The ancient Greeks and Egyptians made amazing scientific discoveries and wrote detailed scientific analyses that the Christian Church later destroyed and suppressed for centuries. A mob of religious zealots deliberately burned the greatest library of the ancient world, at Alexandria, Egypt. And it was not until Renaissance scholars emancipated Europe from religious shackles that these scientific principles were rediscovered 1500 years later.

Fifteen-hundred years of progress were therefore stifled by the Christian Church. Were it not for religious persecution and oppression of science, mankind might have landed on the moon in the year 650AD. Cancer may ahve been eradicated forever by the year 800AD. And heart disease may, today, be unknown. But Christianity put into deep hibernation Greek and Egyptian scientific gains of the past.
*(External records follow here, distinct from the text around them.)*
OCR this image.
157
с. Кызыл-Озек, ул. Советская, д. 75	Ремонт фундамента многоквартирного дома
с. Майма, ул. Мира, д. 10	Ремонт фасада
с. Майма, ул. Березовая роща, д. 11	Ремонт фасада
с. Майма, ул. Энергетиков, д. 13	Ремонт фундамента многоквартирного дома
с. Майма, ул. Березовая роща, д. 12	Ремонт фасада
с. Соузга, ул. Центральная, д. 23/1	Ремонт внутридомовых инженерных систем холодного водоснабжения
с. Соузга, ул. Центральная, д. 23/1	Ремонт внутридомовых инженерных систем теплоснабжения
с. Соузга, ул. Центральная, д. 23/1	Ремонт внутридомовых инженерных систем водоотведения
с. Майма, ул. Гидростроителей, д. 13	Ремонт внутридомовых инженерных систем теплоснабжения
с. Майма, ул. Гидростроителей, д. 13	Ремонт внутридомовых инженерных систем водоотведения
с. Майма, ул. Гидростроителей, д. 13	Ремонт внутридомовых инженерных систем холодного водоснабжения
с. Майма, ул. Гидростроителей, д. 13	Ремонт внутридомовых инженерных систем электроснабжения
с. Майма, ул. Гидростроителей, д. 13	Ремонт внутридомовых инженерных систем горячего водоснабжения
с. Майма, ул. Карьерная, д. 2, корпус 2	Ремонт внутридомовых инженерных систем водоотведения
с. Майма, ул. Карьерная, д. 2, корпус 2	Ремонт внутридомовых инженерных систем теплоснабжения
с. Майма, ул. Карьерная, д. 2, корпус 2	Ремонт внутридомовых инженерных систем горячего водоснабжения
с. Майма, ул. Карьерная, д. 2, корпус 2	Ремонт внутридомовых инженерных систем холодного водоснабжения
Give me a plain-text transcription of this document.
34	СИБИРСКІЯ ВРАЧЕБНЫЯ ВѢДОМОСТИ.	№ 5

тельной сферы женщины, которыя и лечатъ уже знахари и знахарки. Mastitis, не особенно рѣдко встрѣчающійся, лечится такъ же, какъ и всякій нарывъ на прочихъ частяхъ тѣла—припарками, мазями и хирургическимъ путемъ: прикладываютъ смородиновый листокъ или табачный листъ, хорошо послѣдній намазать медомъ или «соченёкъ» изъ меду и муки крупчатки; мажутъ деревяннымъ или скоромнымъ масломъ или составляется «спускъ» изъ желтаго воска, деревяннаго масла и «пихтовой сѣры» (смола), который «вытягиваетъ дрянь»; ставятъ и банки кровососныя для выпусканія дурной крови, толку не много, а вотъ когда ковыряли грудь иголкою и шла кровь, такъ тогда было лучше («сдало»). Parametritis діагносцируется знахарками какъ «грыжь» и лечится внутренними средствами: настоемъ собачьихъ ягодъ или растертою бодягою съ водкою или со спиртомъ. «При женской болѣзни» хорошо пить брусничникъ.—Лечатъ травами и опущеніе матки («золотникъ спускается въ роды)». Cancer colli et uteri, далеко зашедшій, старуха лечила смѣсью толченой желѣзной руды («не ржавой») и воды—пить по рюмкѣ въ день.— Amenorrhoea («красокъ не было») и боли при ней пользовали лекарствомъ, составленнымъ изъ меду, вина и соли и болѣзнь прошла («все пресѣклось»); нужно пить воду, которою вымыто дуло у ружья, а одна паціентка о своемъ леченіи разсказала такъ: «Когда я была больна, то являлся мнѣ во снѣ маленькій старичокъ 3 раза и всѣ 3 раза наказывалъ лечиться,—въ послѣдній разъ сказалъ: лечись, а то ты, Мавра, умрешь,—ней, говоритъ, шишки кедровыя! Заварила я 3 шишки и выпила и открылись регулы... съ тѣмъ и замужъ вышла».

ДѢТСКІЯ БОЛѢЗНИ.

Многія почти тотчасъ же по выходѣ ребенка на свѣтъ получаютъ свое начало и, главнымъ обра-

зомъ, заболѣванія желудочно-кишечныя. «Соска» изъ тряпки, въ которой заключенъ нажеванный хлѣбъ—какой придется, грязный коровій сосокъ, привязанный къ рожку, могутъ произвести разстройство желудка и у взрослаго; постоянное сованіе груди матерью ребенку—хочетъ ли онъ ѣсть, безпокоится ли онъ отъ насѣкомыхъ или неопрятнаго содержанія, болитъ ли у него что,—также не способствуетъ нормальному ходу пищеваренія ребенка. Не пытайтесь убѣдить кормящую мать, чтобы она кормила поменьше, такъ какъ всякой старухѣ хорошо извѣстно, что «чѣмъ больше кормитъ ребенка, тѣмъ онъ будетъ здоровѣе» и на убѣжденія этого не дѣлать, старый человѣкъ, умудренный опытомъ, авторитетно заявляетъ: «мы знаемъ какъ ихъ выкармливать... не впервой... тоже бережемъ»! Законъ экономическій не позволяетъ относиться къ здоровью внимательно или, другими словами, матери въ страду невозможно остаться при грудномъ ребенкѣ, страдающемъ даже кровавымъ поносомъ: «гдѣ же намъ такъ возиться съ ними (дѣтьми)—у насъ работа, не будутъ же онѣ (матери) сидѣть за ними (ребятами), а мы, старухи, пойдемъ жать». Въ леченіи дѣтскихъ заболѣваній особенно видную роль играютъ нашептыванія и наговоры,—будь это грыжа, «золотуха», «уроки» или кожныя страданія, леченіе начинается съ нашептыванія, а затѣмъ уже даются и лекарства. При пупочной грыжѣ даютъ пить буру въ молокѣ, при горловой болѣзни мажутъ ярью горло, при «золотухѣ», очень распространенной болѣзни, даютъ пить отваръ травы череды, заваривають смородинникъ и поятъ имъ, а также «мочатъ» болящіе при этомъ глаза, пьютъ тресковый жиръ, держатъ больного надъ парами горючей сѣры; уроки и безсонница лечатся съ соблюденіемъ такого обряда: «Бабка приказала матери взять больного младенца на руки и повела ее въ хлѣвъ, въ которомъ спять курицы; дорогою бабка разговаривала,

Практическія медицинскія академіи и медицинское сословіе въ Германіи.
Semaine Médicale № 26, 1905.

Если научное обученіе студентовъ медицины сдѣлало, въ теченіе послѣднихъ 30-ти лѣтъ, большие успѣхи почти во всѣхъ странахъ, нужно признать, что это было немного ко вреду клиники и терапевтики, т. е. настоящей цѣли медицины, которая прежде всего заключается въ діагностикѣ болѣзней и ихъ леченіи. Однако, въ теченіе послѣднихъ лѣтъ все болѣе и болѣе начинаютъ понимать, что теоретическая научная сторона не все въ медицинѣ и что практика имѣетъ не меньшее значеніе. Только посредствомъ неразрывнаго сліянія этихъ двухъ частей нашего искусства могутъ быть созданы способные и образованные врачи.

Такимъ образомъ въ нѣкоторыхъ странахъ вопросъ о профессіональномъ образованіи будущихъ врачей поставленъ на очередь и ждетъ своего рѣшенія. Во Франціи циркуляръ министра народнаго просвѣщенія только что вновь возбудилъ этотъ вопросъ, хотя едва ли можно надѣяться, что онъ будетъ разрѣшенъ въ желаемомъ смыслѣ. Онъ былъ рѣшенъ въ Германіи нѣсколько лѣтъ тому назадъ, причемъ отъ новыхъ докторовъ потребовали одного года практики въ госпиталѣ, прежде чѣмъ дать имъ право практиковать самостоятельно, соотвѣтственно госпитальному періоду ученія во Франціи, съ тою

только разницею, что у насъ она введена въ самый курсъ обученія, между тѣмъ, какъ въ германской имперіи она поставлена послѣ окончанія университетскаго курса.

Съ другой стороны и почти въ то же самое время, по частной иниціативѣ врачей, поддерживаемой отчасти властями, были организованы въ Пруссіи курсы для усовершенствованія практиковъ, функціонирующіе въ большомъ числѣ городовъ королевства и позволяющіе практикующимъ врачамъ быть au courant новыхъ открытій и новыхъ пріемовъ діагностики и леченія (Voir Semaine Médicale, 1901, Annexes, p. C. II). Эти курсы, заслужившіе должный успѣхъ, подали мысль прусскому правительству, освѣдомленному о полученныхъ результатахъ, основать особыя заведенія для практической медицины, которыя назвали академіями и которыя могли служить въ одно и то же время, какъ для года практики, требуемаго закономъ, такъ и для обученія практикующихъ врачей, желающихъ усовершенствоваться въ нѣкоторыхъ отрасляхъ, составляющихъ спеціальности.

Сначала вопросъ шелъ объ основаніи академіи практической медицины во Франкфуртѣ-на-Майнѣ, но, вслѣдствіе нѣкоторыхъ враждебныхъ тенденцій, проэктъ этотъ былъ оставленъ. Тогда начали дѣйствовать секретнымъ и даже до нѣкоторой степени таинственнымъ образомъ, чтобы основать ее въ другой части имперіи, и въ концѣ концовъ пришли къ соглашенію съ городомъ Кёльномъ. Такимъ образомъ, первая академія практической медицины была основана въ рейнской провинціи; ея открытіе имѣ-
Historically, the Church fought venomously against each scientific advance. But after fruitlessly criticizing each new scientific achievement, the Church soon flip-flopped its position and embraced the new discovery as a "gift from God to mankind." The Catholic hierarchy even opposed the invention of the printing press because copies of Scripture could be easily mass produced and placed in the hands of those who might misinterpret or criticize "God's Word." Before the printing press, Scripture had been read and deciphered only by Catholic priests.

The Church angrily denounced the introduction of medicines, antibiotics, anesthesia, surgery, blood transfusions, birth control, transplants, in vitro fertilization, and most forms of pain killers. Supposedly, these scientific tools interfered with nature and were therefore against God's will. Today, the Church is fighting cloning technology and genetic engineering. But when cloning laboratories provide an unlimited supply of trasnplant tissue for dying children, and when genetic engineering cures all forms of cancer, Church leaders will once again forget their initial opposition and hail these achievements as evidence of God's love for mankind. Today, science is prevailing, but throughout most of recorded history, religion strangled scientific inquiry and often tortured and executed those who advocated the scientific method."